L’ANGLE D’ATTAQUE
Cyberprotection : le grand angle mort des petites structures
Beaucoup de dirigeants pensent encore que le risque cyber concerne avant tout les grands groupes, les administrations ou les entreprises industrielles. C’est faux !
Les petites structures sont aujourd’hui des cibles privilégiées, précisément parce qu’elles sont perçues comme moins protégées, et donc moins bien outillées. Cabinets de conseil, agences, professions libérales, solopreneur : tous manipulent des données sensibles, stratégiques, parfois critiques, sans toujours disposer des moyens ou des solutions adaptées pour les protéger.

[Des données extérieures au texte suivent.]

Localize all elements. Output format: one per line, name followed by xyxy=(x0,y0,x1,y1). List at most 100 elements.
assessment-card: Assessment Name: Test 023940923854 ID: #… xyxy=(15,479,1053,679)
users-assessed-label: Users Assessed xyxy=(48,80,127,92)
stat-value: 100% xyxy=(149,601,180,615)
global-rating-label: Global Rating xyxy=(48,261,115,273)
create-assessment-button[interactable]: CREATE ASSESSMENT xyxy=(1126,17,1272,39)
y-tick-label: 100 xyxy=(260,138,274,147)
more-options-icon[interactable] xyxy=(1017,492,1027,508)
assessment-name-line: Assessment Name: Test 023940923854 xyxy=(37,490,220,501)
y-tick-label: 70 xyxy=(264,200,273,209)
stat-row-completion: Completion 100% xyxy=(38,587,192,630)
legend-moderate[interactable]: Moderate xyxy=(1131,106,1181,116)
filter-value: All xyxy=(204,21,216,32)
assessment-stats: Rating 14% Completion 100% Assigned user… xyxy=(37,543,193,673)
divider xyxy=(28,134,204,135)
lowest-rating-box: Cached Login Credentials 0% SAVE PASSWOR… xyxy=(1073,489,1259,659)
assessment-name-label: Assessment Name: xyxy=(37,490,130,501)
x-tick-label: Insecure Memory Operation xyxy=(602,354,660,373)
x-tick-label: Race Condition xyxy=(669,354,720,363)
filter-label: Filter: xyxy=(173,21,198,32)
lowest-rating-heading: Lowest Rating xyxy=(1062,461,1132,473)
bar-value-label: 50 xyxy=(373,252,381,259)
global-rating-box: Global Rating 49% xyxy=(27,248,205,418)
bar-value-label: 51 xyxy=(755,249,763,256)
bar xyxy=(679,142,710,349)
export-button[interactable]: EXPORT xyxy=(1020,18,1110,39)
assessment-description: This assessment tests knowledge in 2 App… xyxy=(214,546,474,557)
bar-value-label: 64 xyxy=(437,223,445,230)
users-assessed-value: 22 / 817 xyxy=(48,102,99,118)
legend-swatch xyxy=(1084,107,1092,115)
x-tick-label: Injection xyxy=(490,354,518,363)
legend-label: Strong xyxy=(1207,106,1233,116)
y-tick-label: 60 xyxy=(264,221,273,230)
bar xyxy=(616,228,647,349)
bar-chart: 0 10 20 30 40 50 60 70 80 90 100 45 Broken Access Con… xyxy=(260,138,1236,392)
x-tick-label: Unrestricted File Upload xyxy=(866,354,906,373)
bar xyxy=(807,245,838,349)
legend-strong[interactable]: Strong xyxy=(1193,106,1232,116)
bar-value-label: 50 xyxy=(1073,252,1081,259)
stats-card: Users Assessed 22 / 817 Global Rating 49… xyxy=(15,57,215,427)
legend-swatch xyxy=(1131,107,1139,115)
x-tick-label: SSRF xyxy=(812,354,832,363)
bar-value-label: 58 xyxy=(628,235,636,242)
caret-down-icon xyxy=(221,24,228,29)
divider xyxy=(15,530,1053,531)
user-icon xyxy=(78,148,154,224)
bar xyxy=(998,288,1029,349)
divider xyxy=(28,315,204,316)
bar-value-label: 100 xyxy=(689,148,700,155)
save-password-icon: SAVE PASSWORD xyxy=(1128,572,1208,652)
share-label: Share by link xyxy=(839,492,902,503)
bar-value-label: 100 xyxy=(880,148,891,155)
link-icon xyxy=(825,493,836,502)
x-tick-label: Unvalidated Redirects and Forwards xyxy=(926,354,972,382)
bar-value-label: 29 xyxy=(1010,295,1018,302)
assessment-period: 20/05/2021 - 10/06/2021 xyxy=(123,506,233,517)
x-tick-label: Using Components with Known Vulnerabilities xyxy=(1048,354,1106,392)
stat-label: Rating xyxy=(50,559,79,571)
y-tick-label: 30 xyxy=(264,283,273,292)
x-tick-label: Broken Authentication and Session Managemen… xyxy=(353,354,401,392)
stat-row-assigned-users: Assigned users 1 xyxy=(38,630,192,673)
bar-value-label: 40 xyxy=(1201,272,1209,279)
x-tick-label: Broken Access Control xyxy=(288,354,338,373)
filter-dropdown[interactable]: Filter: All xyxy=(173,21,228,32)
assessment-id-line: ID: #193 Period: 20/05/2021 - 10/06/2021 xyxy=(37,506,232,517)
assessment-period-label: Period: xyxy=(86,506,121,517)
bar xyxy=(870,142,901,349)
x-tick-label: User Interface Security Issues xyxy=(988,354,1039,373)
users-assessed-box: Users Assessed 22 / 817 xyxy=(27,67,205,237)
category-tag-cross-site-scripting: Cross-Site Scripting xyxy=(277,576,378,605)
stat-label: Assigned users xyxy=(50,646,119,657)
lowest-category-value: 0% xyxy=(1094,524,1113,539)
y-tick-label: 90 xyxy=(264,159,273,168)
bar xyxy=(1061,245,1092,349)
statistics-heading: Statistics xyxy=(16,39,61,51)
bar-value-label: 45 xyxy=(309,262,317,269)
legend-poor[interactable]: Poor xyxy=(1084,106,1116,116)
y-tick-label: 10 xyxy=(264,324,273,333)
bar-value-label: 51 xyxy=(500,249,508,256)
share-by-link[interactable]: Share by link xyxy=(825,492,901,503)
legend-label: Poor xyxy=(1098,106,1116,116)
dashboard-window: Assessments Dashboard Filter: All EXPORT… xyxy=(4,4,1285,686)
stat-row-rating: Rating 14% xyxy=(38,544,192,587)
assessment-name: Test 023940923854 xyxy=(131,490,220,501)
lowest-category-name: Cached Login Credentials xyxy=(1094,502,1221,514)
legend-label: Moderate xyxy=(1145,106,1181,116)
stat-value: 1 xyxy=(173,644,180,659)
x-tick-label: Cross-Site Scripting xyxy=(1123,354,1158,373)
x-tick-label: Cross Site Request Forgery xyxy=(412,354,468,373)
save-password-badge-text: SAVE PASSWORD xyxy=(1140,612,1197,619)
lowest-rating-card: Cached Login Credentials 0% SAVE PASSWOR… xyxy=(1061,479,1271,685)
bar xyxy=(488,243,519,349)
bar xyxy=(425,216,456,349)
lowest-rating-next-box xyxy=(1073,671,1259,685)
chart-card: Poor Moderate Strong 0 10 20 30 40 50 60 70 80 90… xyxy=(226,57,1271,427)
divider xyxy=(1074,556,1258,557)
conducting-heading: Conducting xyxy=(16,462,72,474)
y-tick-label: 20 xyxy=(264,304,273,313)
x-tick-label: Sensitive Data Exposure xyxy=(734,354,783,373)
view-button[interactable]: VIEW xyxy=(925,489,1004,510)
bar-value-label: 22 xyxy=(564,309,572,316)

Le problème n’est pas l’absence de solutions, mais le fait que les plus performantes ne soient tout simplement pas pensées pour les TPE, PME et indépendants.
Une cybersécurité de pointe trop souvent inaccessible
Si l’on veut aujourd’hui une cyberprotection réellement efficace, on ne parle plus d’un simple antivirus. On parle d’outils de nouvelle génération capables de détecter, d’analyser et de bloquer des attaques en temps réel.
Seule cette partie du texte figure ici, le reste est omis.